According to the study, released this week, Missouri ranks 23rd nationally in the number of "clean-energy businesses," 22nd in the number of such jobs, and 35th when it comes to the percentage of growth.
The latest figures, from 2007, show Missouri with 11,714 clean-energy jobs, which the study says is up 5.4 percent from 1998. That's more than twice the percentage of overall job-growth in the state during that same period, the study says.
Lori Grange, head of the research unit for the Pew Center on the States, called the findings evidence of the potential of clean-energy jobs to be "an economic engine'' in Missouri. In a conference call with reporters Wednesday, Grange and other advocates cited several St. Louis area corporate and non-profit examples of supportive clean-energy efforts -- notably Monsanto and the Donald Danforth Plant Science Center.
Christopher Chung, chief executive officer for the Missouri Partnership, said that other possibilities abound. He cited the potential of using aerospace or auto manufacturing technology to build energy-producing wind turbines, for example.
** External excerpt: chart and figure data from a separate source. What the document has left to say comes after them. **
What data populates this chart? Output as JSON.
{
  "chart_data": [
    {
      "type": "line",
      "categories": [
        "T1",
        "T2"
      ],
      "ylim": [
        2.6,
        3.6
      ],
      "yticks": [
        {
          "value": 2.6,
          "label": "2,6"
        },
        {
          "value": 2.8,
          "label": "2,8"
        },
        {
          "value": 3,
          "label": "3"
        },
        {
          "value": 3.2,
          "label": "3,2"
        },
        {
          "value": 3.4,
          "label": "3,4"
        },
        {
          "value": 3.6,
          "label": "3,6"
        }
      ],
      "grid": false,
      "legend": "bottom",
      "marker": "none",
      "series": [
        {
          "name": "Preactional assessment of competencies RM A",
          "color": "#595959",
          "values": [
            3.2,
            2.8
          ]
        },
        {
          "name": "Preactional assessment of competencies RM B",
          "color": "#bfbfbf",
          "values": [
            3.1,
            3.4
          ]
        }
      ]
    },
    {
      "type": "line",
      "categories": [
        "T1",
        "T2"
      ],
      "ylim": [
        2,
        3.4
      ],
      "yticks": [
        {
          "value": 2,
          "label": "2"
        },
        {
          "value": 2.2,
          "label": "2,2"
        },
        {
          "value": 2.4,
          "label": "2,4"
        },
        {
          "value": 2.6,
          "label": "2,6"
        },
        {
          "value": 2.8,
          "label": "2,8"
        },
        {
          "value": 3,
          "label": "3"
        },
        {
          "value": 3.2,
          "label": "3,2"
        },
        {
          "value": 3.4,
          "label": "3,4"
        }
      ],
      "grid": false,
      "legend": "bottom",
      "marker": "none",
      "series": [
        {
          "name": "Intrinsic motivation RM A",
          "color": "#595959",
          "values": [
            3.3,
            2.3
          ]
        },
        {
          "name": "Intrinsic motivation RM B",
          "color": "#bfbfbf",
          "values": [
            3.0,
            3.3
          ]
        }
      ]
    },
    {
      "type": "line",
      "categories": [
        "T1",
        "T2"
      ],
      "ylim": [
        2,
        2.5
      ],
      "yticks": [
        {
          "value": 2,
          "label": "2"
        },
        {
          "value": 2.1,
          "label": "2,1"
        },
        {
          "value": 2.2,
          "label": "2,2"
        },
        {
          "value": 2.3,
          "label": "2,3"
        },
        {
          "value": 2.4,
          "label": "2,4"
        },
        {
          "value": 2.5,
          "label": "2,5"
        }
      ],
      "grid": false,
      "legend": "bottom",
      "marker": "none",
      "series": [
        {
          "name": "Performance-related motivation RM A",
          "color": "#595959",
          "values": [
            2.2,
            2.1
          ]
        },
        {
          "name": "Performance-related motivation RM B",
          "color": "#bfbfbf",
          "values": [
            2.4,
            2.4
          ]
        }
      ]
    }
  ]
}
"For us, it's about continuing to put Missouri on the map," Chung said. He said that the expansion of clean-energy jobs are "one of the clear areas" that could provide alternate employment for the growing number of autoworkers now out of jobs.
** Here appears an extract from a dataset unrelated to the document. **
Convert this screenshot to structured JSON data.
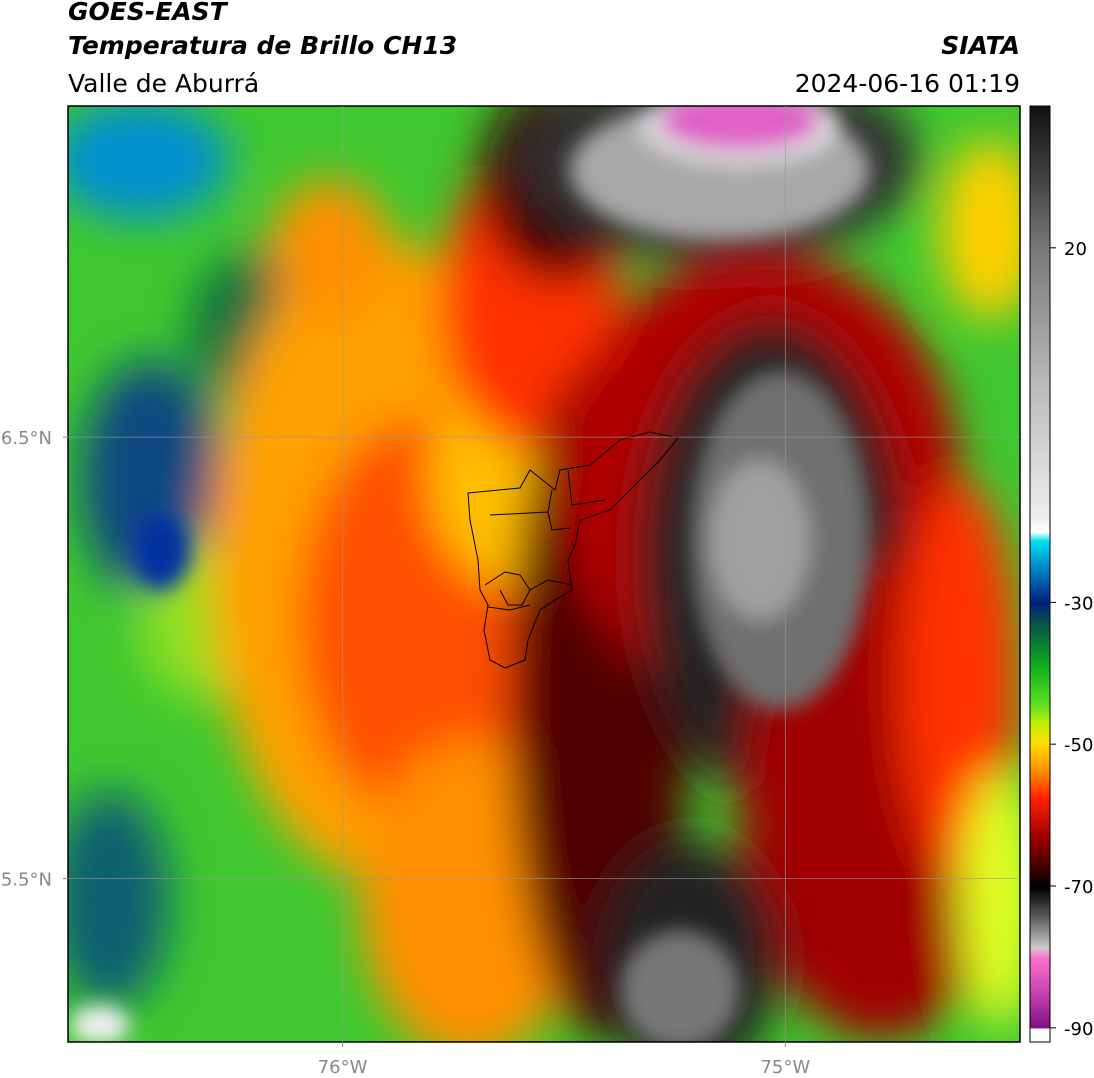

But clean-energy jobs are a tiny fraction of Missouri's overall workforce. And while support for such job-creation is bi-partisan, the Missouri Republican Party and many of its political leaders question the vigor of the Obama administration's current push toward the clean-energy industry.
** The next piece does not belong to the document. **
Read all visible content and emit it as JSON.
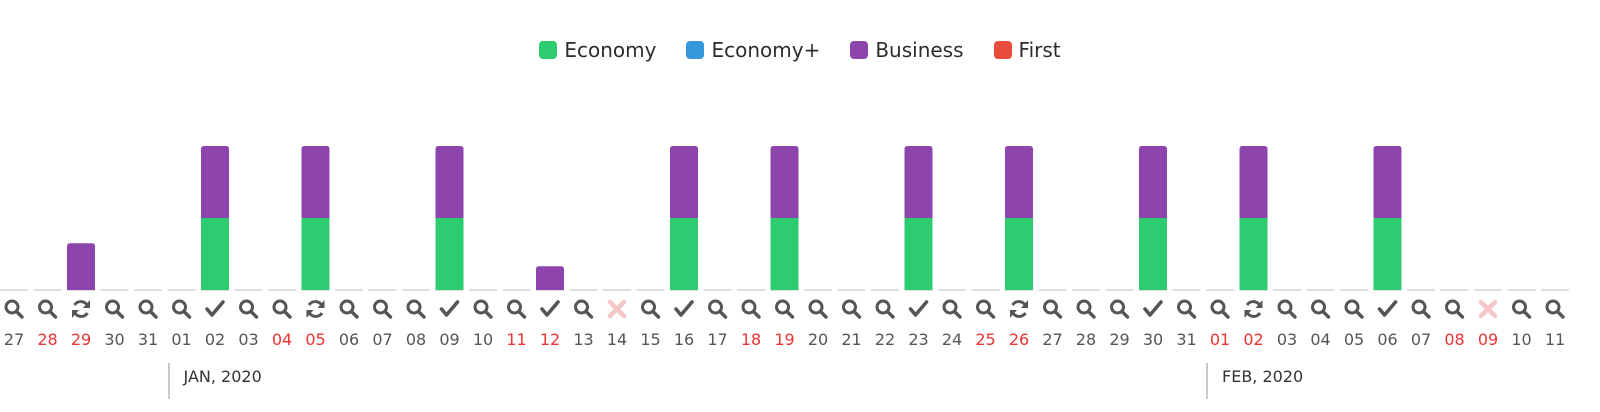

State GOP executive director Lloyd Smith said that the administration's cap-and-trade proposal, aimed at curbing pollution emissions, amounted to an energy tax that would be particularly devastating to states like Missouri that rely heavily on coal.
"The transition to so-called clean-energy jobs, while we lose other jobs, could be brutal," Smith said. He also questioned whether, in the short term, the new wave of clean-energy jobs could match, for example, the $40,000-$65,000 a year that a worker now makes in the aluminum or auto industry.
Grange disputed the low-wage image attached to many clean-energy jobs, saying that the typical pay ranges from $21,000 to $110,000 a year, according to Pew's findings.
In any case, one of the key issues now, said Chung, is Missouri's image as a non-player in the clean-energy industry -- despite the various success stories in the state. "Perception lags behind reality," he said.